Quelles sont vos perspectives d’avenir pour Social Change Factory et pour la promotion de la jeunesse et des droits des femmes au Sénégal et en Afrique de l’Ouest ?
Pour les dix prochaines années, notre ambition est claire : toucher directement plus de 250 000 jeunes en Afrique de l’Ouest et du Centre dont plus de la moitié de filles en leur permettant d’acquérir des compétences de vie, de leadership, de citoyenneté et d’employabilité. Nous voulons renforcer leur pouvoir d’agir, leur permettre de s’insérer socio-économiquement et de mettre en œuvre des solutions concrètes pour améliorer leurs communautés et leurs pays.
En parallèle, nous renforcerons plus de 500 organisations locales et ferons émerger une nouvelle génération de colibris, porteurs de solutions durables. À travers nos actions, nous voulons amplifier les nouveaux récits africains, mettre en lumière des modèles inspirants, influencer les politiques publiques et transformer en profondeur les systèmes d’inclusion, d’éducation et de gouvernance. Notre engagement restera centré sur les jeunes et les femmes, en particulier les plus vulnérables, dans une dynamique d’équité, de justice sociale et de durabilité
Nos perspectives d’avenir pour Social Change Factory s’inscrivent dans une approche systémique : nous voulons faire évoluer notre modèle pour le rendre encore plus durable, plus ancré localement, et plus influent à l’échelle régionale. Cela passe par l’innovation sociale, le renforcement de nos partenariats stratégiques, la capitalisation sur nos apprentissages, et un plaidoyer fort pour faire évoluer les normes et les politiques en faveur des droits des femmes et de la jeunesse.
Nous croyons profondément que l’avenir de l’Afrique se joue dans la capacité de ses jeunes à devenir des acteurs du changement et dans la reconnaissance pleine et entière des droits des femmes. C’est cette vision que nous continuerons à porter avec détermination, solidarité et audace.
Quel message aimeriez-vous transmettre aux jeunes qui souhaitent s’engager dans la vie citoyenne et promouvoir les droits des femmes et de la jeunesse ?
Le message que je souhaite transmettre à la jeunesse africaine, c’est d’abord un appel à la conscience et à la confiance. Conscience que chaque voix compte, que chaque action, même modeste, peut transformer une vie, une communauté, un système. Et confiance en leur capacité à porter le changement. S’engager dans la vie citoyenne ou pour les droits des femmes n’exige pas d’attendre d’être parfait ou expert. Cela commence par un pas, une prise de parole, une main tendue, une idée mise en action.

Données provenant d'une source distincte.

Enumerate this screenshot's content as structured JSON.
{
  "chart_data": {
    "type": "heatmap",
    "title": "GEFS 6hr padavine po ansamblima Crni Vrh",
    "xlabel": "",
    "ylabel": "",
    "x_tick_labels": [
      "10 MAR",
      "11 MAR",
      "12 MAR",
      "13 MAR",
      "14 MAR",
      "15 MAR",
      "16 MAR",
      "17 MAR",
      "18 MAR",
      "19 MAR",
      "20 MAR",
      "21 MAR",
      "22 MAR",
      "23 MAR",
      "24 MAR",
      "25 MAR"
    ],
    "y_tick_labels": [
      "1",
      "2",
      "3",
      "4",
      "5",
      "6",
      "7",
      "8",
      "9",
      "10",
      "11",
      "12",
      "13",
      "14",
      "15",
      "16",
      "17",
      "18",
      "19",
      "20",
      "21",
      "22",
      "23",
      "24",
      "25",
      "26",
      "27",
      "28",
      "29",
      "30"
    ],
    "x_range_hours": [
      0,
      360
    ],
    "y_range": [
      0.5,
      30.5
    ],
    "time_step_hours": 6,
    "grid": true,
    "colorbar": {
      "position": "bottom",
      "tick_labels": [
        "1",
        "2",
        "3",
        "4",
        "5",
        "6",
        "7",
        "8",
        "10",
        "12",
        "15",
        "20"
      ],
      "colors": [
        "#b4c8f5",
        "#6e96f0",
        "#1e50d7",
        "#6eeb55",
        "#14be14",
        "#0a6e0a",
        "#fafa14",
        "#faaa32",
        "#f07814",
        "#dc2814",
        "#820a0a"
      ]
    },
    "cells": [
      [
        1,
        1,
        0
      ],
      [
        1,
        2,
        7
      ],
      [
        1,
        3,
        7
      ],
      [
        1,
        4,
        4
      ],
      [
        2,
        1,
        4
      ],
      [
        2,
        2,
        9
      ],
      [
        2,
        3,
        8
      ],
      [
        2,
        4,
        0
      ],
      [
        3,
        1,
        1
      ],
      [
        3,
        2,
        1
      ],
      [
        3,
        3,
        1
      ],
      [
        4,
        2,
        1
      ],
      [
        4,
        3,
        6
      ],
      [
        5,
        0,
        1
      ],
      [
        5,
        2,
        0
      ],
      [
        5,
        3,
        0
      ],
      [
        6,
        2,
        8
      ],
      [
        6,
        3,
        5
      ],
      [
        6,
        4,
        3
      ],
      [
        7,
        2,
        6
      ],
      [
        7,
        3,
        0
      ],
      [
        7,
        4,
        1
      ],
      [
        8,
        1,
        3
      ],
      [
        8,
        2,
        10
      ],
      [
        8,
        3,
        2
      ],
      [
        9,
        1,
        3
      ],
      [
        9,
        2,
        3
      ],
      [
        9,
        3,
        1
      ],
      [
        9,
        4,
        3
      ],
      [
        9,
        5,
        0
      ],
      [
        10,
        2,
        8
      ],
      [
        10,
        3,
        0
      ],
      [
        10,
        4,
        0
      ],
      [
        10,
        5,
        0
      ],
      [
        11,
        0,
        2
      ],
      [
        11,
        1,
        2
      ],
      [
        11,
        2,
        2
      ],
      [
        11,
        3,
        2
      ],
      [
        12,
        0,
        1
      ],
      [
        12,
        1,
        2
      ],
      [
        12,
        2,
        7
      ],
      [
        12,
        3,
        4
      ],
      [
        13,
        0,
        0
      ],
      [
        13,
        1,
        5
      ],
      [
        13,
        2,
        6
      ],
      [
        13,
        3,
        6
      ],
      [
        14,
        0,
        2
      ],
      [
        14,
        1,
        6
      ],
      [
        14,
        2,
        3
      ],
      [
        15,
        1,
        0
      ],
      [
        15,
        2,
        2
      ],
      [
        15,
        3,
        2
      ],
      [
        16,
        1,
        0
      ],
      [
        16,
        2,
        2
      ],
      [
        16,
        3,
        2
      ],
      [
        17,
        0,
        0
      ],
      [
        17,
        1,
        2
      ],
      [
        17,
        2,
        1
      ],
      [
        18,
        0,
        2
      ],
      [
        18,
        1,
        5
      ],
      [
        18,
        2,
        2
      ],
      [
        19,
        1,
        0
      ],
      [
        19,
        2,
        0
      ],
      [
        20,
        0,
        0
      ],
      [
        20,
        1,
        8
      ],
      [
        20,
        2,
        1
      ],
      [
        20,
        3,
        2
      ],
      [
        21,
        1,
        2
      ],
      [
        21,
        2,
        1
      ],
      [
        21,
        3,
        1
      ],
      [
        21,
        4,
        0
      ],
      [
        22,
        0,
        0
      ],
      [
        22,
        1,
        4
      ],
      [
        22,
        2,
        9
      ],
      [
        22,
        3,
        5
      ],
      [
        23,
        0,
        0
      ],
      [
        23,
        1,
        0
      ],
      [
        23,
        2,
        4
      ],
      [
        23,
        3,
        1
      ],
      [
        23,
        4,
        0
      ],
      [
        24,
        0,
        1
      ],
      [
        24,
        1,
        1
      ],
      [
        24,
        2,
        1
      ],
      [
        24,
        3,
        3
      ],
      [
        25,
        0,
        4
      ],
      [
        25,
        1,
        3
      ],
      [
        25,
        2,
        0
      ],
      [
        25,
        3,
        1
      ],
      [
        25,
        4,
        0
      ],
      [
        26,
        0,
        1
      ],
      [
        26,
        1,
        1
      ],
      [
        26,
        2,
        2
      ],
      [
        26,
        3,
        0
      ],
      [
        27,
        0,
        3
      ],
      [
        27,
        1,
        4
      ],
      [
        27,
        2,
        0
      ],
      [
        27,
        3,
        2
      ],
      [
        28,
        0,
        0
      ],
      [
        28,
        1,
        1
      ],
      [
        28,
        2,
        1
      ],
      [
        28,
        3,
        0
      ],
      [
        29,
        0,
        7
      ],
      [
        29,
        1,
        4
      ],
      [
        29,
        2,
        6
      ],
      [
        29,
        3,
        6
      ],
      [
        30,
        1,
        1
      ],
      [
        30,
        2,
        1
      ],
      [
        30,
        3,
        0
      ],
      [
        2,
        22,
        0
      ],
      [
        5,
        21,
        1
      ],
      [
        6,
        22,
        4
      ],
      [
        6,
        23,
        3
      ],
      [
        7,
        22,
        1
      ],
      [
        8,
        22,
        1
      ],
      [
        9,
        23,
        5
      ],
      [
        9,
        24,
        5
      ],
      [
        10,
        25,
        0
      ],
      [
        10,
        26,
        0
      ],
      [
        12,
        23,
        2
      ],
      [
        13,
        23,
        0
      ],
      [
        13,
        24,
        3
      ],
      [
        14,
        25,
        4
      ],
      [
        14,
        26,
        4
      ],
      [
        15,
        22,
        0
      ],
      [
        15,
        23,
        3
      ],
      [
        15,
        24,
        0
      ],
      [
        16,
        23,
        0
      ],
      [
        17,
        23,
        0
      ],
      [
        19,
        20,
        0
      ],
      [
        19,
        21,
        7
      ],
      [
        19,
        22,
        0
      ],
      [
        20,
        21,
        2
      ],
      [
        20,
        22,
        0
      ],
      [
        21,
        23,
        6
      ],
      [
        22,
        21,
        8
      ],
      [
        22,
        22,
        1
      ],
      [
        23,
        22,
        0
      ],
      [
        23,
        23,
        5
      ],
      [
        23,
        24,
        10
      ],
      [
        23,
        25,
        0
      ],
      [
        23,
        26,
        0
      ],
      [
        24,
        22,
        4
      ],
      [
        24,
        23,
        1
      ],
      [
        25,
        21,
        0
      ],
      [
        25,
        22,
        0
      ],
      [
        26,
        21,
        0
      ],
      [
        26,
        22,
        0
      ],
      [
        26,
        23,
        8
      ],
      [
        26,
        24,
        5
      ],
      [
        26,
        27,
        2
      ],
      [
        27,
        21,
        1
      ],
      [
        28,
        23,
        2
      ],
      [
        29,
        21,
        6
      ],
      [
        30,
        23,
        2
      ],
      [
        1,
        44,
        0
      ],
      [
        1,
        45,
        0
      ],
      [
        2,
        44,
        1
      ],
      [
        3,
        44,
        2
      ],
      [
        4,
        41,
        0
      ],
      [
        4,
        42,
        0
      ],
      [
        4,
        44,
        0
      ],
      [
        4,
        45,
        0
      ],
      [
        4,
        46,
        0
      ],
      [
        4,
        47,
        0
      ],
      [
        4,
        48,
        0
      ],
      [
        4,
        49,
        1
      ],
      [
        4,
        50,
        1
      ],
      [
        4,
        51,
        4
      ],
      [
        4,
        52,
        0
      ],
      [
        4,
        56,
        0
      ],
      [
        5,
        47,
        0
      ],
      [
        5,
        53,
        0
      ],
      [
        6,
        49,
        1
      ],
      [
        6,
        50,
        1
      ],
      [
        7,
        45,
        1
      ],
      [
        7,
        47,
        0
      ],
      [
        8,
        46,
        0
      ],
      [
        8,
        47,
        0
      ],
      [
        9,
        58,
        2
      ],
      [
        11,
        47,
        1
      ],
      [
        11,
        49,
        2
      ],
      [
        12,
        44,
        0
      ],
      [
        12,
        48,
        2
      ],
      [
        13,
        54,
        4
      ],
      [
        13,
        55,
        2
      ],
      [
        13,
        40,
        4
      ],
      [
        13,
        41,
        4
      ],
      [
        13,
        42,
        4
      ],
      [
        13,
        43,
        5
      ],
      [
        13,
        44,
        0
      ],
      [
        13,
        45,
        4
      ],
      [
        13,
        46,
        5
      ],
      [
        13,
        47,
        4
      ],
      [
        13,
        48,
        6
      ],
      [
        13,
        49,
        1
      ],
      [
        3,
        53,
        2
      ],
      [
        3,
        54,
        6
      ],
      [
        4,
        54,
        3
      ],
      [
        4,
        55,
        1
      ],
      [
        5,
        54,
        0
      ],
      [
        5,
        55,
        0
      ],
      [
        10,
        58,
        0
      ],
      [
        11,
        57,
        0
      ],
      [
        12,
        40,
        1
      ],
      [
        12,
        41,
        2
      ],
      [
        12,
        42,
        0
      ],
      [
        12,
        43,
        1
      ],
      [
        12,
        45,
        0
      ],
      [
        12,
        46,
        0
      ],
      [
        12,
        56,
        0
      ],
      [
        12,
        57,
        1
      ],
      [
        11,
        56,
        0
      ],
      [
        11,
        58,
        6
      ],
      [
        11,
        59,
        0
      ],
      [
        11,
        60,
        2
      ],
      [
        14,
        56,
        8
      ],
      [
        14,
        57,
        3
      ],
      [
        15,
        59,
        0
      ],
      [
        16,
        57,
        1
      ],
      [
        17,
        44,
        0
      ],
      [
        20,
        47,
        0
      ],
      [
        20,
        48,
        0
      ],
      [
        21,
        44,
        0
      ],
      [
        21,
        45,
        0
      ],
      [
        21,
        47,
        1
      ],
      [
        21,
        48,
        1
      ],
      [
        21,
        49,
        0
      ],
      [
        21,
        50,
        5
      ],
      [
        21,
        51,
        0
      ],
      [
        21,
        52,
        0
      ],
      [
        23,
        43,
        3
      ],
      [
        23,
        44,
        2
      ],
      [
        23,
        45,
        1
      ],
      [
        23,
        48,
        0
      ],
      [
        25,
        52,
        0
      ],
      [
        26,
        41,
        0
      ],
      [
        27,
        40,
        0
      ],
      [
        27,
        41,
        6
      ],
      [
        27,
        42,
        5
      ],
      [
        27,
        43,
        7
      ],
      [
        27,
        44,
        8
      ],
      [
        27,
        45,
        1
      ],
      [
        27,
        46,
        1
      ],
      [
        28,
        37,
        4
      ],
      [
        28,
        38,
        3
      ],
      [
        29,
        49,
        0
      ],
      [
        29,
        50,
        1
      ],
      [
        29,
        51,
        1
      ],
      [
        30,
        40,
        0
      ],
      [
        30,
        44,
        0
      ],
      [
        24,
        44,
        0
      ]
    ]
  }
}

Je dirais aussi : n’attendez pas qu’on vous donne la permission. Notre continent a besoin de jeunes courageux, curieux, ancrés dans leurs valeurs et ouverts à l’innovation. Des jeunes qui refusent le statu quo, qui osent remettre en question l’injustice, qui s’engagent avec cœur et conviction. À travers nos programmes, j’ai vu des jeunes filles prendre la parole pour la première fois, des garçons devenir des alliés pour l’égalité, et des jeunes transformer leurs idées en politiques publiques locales.

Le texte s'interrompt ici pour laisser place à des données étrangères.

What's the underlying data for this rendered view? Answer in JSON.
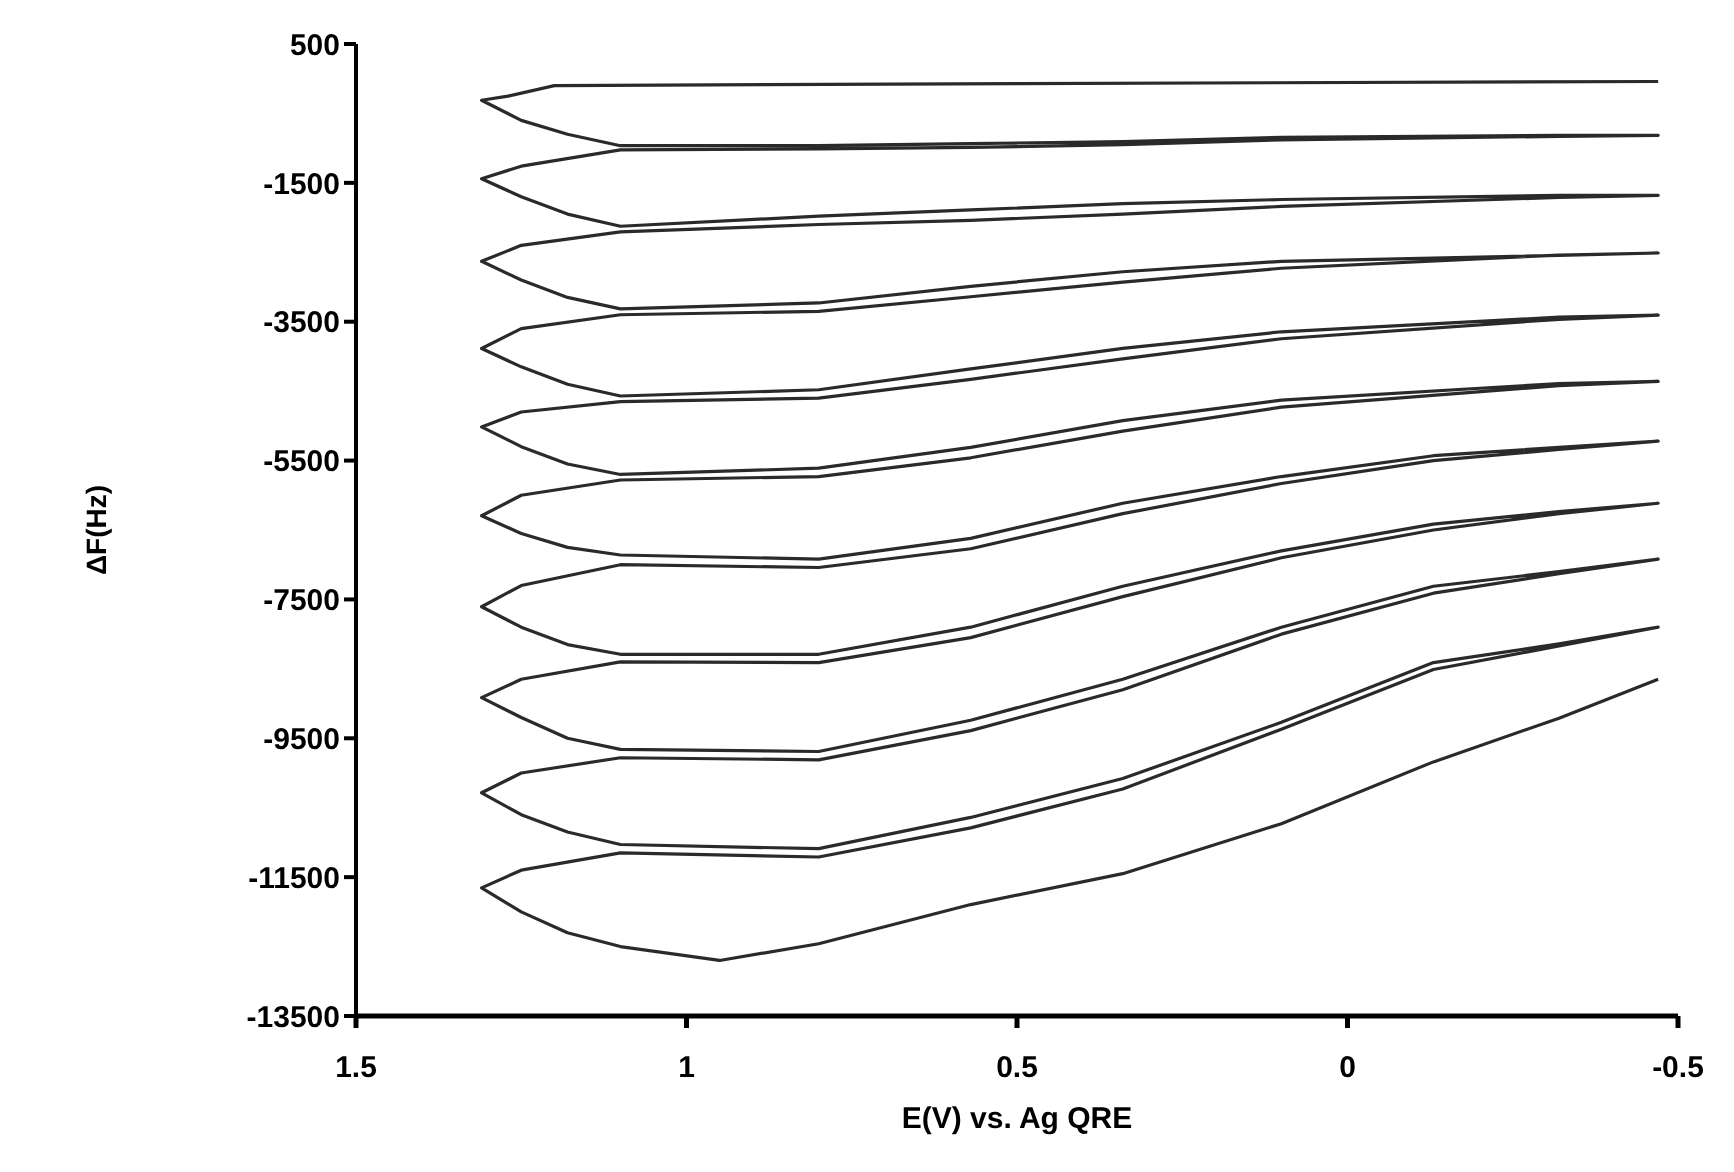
{
  "chart_data": {
    "type": "line",
    "xlabel": "E(V) vs. Ag QRE",
    "ylabel": "ΔF(Hz)",
    "xlim": [
      1.5,
      -0.5
    ],
    "xticks": [
      1.5,
      1,
      0.5,
      0,
      -0.5
    ],
    "ylim": [
      -13500,
      500
    ],
    "yticks": [
      -13500,
      -11500,
      -9500,
      -7500,
      -5500,
      -3500,
      -1500,
      500
    ],
    "grid": false,
    "legend": false,
    "marker": "none",
    "line_style": "solid",
    "color": "#2a2a2a",
    "x": [
      -0.47,
      0.5,
      1.2,
      1.27,
      1.31,
      1.25,
      1.18,
      1.1,
      0.8,
      0.57,
      0.34,
      0.1,
      -0.32,
      -0.47,
      -0.32,
      0.1,
      0.34,
      0.57,
      0.8,
      1.1,
      1.25,
      1.31,
      1.25,
      1.18,
      1.1,
      0.8,
      0.57,
      0.34,
      0.1,
      -0.32,
      -0.47,
      -0.32,
      0.1,
      0.34,
      0.57,
      0.8,
      1.1,
      1.25,
      1.31,
      1.25,
      1.18,
      1.1,
      0.8,
      0.57,
      0.34,
      0.1,
      -0.32,
      -0.47,
      -0.32,
      0.1,
      0.34,
      0.57,
      0.8,
      1.1,
      1.25,
      1.31,
      1.25,
      1.18,
      1.1,
      0.8,
      0.57,
      0.34,
      0.1,
      -0.32,
      -0.47,
      -0.32,
      0.1,
      0.34,
      0.57,
      0.8,
      1.1,
      1.25,
      1.31,
      1.25,
      1.18,
      1.1,
      0.8,
      0.57,
      0.34,
      0.1,
      -0.32,
      -0.47,
      -0.32,
      0.1,
      0.34,
      0.57,
      0.8,
      1.1,
      1.25,
      1.31,
      1.25,
      1.18,
      1.1,
      0.8,
      0.57,
      0.34,
      0.1,
      -0.13,
      -0.32,
      -0.47,
      -0.32,
      -0.13,
      0.1,
      0.34,
      0.57,
      0.8,
      1.1,
      1.25,
      1.31,
      1.25,
      1.18,
      1.1,
      0.8,
      0.57,
      0.34,
      0.1,
      -0.13,
      -0.32,
      -0.47,
      -0.32,
      -0.13,
      0.1,
      0.34,
      0.57,
      0.8,
      1.1,
      1.25,
      1.31,
      1.25,
      1.18,
      1.1,
      0.8,
      0.57,
      0.34,
      0.1,
      -0.13,
      -0.32,
      -0.47,
      -0.32,
      -0.13,
      0.1,
      0.34,
      0.57,
      0.8,
      1.1,
      1.25,
      1.31,
      1.25,
      1.18,
      1.1,
      0.8,
      0.57,
      0.34,
      0.1,
      -0.13,
      -0.32,
      -0.47,
      -0.32,
      -0.13,
      0.1,
      0.34,
      0.57,
      0.8,
      1.1,
      1.25,
      1.31,
      1.25,
      1.18,
      1.1,
      0.95,
      0.8,
      0.57,
      0.34,
      0.1,
      -0.13,
      -0.32,
      -0.47
    ],
    "values": [
      -40,
      -70,
      -100,
      -250,
      -310,
      -600,
      -800,
      -965,
      -965,
      -935,
      -905,
      -845,
      -815,
      -815,
      -830,
      -880,
      -950,
      -990,
      -1010,
      -1025,
      -1260,
      -1440,
      -1700,
      -1950,
      -2125,
      -1980,
      -1890,
      -1800,
      -1740,
      -1680,
      -1680,
      -1710,
      -1840,
      -1950,
      -2040,
      -2100,
      -2205,
      -2400,
      -2630,
      -2900,
      -3150,
      -3315,
      -3230,
      -2990,
      -2780,
      -2630,
      -2545,
      -2510,
      -2540,
      -2730,
      -2930,
      -3140,
      -3350,
      -3400,
      -3600,
      -3885,
      -4150,
      -4400,
      -4570,
      -4480,
      -4180,
      -3885,
      -3645,
      -3435,
      -3405,
      -3465,
      -3745,
      -4035,
      -4330,
      -4600,
      -4650,
      -4800,
      -5015,
      -5300,
      -5550,
      -5700,
      -5610,
      -5310,
      -4925,
      -4630,
      -4390,
      -4360,
      -4420,
      -4730,
      -5075,
      -5460,
      -5730,
      -5780,
      -6000,
      -6295,
      -6550,
      -6750,
      -6860,
      -6920,
      -6620,
      -6115,
      -5730,
      -5430,
      -5310,
      -5220,
      -5340,
      -5500,
      -5830,
      -6265,
      -6770,
      -7040,
      -7000,
      -7300,
      -7605,
      -7900,
      -8150,
      -8290,
      -8290,
      -7900,
      -7310,
      -6800,
      -6415,
      -6235,
      -6115,
      -6265,
      -6500,
      -6900,
      -7460,
      -8050,
      -8410,
      -8400,
      -8650,
      -8915,
      -9200,
      -9500,
      -9660,
      -9690,
      -9240,
      -8650,
      -7900,
      -7310,
      -7100,
      -6920,
      -7130,
      -7410,
      -8000,
      -8800,
      -9390,
      -9810,
      -9780,
      -10000,
      -10285,
      -10600,
      -10850,
      -11030,
      -11090,
      -10640,
      -10080,
      -9270,
      -8410,
      -8140,
      -7900,
      -8170,
      -8510,
      -9370,
      -10230,
      -10790,
      -11210,
      -11150,
      -11400,
      -11655,
      -12000,
      -12300,
      -12500,
      -12700,
      -12460,
      -11895,
      -11450,
      -10730,
      -9840,
      -9210,
      -8650
    ]
  }
}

Alors, à celles et ceux qui veulent agir : formez-vous, connectez-vous à d’autres, cultivez-vous, cultivez votre leadership et surtout, n’ayez pas peur de faire votre part. Engagez-vous avec détermination, humilité et audace. Soyez ce colibri qui, face à l’ampleur des défis, choisit d’agir plutôt que de se résigner. Parce que c’est en faisant chacun et chacune sa part que nous bâtirons une Afrique plus juste, plus équitable et plus solidaire.